When it came to re-inventing the dwarf for this blog post, I decided to return to this ancient tradition for inspiration. Many of the early sagas that describe the dwarves - also known as Svartálfar or the "black elves" - were among the first entities to have been created. These sagas state that the maggots and larvae that feasted upon the corpse of the primordial Ymir would go on to become the first dwarves, no doubt imbibing some of the cosmic giant's divine spark as they munched on his decaying flesh. It was this insectoid origin that inspired the Cicada Knights.


Cicadas have always struck me as incredibly eldritch creatures. Their life cycles are utterly bizarre - decades spent underground, suckling upon tree sap before eventually clambering to the surface en masse, screaming incessantly for weeks on end, shagging, and dying. They breed in prime-numbered cycles, ensuring that their predators have a hard time syncing up with their incredibly unusual schedule. Even their appearance - perfectly symmetrical, shiny, yellow-black shells and enormous, crimson eyes - is surreal and beautiful.

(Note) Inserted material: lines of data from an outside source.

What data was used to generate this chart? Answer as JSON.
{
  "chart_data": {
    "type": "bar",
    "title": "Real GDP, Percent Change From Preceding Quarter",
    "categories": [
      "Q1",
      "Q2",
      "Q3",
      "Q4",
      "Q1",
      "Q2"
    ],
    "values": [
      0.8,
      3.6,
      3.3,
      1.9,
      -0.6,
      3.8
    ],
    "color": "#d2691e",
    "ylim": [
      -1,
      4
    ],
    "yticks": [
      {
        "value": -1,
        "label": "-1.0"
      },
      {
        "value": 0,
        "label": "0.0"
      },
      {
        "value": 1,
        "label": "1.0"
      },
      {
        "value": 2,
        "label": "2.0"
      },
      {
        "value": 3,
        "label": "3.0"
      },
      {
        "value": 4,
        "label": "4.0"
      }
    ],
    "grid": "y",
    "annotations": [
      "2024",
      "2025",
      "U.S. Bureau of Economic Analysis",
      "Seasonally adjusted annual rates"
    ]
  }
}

If I wanted to make my dwarves weird whilst still maintaining some recognisable features, I couldn't do much better than to base them on cicadas; Both are subterranean, after all, and have a shared insectoid origin. Dwarves - in the Tolkeinian style, at least - love to sing, and this is ostensibly true of cicadas. They have an ongoing beef with elves, who I have always interpreted as being hyper-predatory and almost bird-like - much like the humble cicadas' ongoing animosity with their bird predators.


In the introductory comic, we see a cicada knight emerging from the darkness. I wanted to create something uncanny here, so I leaned into the insectoid capacity for eye-spots and other pareidolia-inducing effects. The cicada knight's "face" (actually the front of its head) vaguely resembles that of an elderly man when seen in dark conditions. This is perhaps a defence mechanism, designed to spook off any elves that get too close.


If you would like to incorporate the Cicada Knights and their strange style of dwarfdom into your home games and settings, you are entirely free to do so. In fact, I would encourage you to not only take these critters as your own, but to put your own spin on them - create something even weirder, if you like!